I am misunderstanding if one requires, for the pumping lemma proof by contradiction to apply, to prove only a single case of $y^i$, or a specific set. Namely, if I show that, at some point, provided $y^i$ reaches a certain $i$, that the lemma no longer holds, is that sufficient to prove that a language is not regular?
I have been given the following language:
$ L = \{a^n b^m c^k : n + m > k > 0\} $
I figured I would take the following $w = a^{m+1}b^{m}c^{2m}$, with the logic that, for $y^0$, so for $w = xz$, then $w_0 = a^{m}b^{m}c^{2m}$, in which case the condition no longer holds. This works, obviously, when $|y| = 1$. Is this case too "specific"?
Below is the entirety of my proof:
We assume the given language to be regular.
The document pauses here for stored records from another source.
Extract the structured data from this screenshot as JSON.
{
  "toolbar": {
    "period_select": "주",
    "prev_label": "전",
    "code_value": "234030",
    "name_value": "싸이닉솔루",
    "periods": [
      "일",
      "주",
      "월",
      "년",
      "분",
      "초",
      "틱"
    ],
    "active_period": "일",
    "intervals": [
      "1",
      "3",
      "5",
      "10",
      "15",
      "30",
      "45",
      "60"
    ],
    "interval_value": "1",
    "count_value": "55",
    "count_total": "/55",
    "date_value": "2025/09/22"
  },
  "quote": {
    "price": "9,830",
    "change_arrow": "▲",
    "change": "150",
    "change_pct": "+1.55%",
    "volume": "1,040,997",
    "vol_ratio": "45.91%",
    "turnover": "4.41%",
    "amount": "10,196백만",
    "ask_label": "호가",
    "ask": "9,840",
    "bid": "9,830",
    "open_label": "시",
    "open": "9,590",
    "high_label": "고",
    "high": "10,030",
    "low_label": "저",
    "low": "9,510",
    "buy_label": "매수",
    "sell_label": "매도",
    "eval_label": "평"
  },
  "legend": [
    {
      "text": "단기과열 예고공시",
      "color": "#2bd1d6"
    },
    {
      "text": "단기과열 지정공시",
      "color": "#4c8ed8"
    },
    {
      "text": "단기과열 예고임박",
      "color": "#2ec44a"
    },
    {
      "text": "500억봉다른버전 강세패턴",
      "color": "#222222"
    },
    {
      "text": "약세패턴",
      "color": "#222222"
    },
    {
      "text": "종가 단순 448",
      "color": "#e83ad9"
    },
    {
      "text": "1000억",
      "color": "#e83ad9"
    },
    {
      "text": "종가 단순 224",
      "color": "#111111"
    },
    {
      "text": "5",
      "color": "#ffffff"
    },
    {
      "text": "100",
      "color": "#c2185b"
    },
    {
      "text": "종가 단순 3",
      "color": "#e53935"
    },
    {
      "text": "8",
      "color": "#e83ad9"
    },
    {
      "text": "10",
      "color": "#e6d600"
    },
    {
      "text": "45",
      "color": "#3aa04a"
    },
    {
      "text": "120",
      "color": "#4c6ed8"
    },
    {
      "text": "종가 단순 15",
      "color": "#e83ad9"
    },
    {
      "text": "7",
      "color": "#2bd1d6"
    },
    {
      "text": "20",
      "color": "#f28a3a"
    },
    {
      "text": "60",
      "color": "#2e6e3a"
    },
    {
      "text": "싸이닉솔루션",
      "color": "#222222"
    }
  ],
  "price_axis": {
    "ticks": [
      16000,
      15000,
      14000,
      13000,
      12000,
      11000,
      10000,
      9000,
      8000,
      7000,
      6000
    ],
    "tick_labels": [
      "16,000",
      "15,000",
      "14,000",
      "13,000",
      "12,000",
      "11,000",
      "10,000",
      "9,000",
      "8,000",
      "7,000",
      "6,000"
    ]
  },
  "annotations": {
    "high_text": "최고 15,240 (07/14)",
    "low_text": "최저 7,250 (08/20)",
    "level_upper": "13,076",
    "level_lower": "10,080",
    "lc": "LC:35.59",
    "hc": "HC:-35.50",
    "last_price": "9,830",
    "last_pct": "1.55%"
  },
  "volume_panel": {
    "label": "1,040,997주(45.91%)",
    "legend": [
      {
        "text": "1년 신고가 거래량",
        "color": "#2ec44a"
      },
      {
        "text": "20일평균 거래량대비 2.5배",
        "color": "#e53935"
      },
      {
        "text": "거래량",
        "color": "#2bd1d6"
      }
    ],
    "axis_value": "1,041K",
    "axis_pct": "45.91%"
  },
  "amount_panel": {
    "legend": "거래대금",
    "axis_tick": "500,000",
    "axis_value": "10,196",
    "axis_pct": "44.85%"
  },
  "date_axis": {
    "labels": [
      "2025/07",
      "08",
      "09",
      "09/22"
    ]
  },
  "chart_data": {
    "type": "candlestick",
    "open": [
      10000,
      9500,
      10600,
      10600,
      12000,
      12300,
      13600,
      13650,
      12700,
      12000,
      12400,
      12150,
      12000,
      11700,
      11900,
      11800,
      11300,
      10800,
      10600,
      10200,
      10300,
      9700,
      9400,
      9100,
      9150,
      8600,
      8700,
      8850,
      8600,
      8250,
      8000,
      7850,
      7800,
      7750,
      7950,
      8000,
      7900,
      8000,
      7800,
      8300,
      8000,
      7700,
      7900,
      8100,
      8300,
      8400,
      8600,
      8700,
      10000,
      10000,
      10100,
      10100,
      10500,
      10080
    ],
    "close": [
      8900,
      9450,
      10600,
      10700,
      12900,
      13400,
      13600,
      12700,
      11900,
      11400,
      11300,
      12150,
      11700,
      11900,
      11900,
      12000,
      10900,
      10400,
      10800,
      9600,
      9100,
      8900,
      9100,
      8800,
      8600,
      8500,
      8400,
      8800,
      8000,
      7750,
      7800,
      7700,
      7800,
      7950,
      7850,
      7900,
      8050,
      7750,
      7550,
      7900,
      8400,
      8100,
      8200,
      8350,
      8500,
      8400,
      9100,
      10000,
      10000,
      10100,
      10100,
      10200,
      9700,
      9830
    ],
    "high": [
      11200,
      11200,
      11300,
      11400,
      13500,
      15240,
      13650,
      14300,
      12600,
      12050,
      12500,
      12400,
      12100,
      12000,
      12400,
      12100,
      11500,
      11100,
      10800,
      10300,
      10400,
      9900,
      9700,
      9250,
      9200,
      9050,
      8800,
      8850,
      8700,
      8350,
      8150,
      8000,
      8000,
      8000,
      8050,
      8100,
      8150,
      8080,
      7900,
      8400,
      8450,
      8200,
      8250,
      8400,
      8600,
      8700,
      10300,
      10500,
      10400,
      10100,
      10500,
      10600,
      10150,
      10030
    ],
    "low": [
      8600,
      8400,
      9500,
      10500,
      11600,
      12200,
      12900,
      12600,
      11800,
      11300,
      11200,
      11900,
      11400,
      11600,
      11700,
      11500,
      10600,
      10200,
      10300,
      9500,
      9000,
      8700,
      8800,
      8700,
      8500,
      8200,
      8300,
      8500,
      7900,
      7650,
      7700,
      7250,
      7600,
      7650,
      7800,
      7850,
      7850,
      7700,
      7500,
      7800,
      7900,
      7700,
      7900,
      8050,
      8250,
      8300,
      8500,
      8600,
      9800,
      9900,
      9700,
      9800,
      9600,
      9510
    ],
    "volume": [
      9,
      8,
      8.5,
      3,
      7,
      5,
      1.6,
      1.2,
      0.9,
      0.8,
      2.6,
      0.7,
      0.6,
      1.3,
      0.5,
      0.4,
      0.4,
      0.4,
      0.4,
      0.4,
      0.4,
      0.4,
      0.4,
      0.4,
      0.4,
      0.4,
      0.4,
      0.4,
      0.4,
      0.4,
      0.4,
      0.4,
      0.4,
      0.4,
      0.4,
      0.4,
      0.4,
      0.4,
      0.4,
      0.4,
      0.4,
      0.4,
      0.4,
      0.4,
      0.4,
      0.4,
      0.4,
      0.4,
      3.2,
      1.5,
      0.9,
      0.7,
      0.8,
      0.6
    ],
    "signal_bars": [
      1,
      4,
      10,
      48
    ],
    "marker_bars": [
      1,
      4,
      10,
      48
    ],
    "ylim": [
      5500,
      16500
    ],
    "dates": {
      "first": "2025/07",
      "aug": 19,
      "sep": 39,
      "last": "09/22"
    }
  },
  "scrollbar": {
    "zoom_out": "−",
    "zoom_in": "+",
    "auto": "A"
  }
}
If that is the case, then the pumping lemma must apply. Let $m$ be the pumping length.
I pick a string $w$ such that $w \in L$ and $|w| \geq m$:
I pick $w = a^{m+1}b^{m}c^{2m}$
From pumping lemma, we write $w = a^{m+1}b^{m}c^{2m} = xyz$
with $|xy| \leq m$ and $ |y| \geq 1$
such that:
Thus, $y = a^k$, $k \geq 1$
From pumping lemma, $w_i = xy^iz \in L$, $i = 0,1,2....$
We take $i = 0$: $w_0 = xz\in L$
Thus, $a^{m-k}b^{m}c^{2m} \in L$, $k \geq 1$
But clearly this is a contradiction, as we need $n+m > k$.
Thus, it must be that $L$ is not regular.
The pumping lemma for regular languages says that if the language $L$ is regular, from a sufficiently long word in $L$ you can generate an infinite set of words that are all in $L$.
"Sufficiently long" here means long enough that a run of this word in an automaton that accepted $L$ would have to visit at least one state twice. If we are trying to prove that a language is not regular, we certainly have no such automaton. Hence we say, "if there is such an automaton, it has a certain number of states. Just pick a word with at least those many letters." And so we work with an unspecified $m$---the pumping length---only assuming that it is finite.
If, for any pumping length $m$ you can find a word $w$ in $L$ of at least that length, and you find that even one word in the resulting set $xy^iz$ is not in $L$, the pumping lemma implies that $L$ is not regular.
Just as we cannot make assumptions about the number of states of the hypothetical automaton that accepts $L$, we cannot make assumptions about the division of $w$ into $x$, $y$, and $z$, except for $|xy| \leq m$ and $|y| \geq 1$.
That is, to prove that $L$ is not regular, we have to show that for every $m$ and for every possible division of $w$ into $x$, $y$, and $z$, there exists at least one value of $i$ for which $xy^iz$ is not in $L$.
As usual when multiple quantifiers are involved, order matters. In this case our proof obligation is: for every $m$ there exists a long-enough $w \in L$ such that, for every $x$, $y$, $z$ such that $w = xyz$, $|xy| \leq m$, and $|y| \geq 1$, there exists $i \geq 0$ such that $xy^iz$ is not in $L$.
This is what your proof shows: You have not imposed restrictions on $m$; have chosen a long-enough $w$ and shown that, no matter how you legally split it into $x$, $y$, and $z$, $xy^0z$ is not in $L$.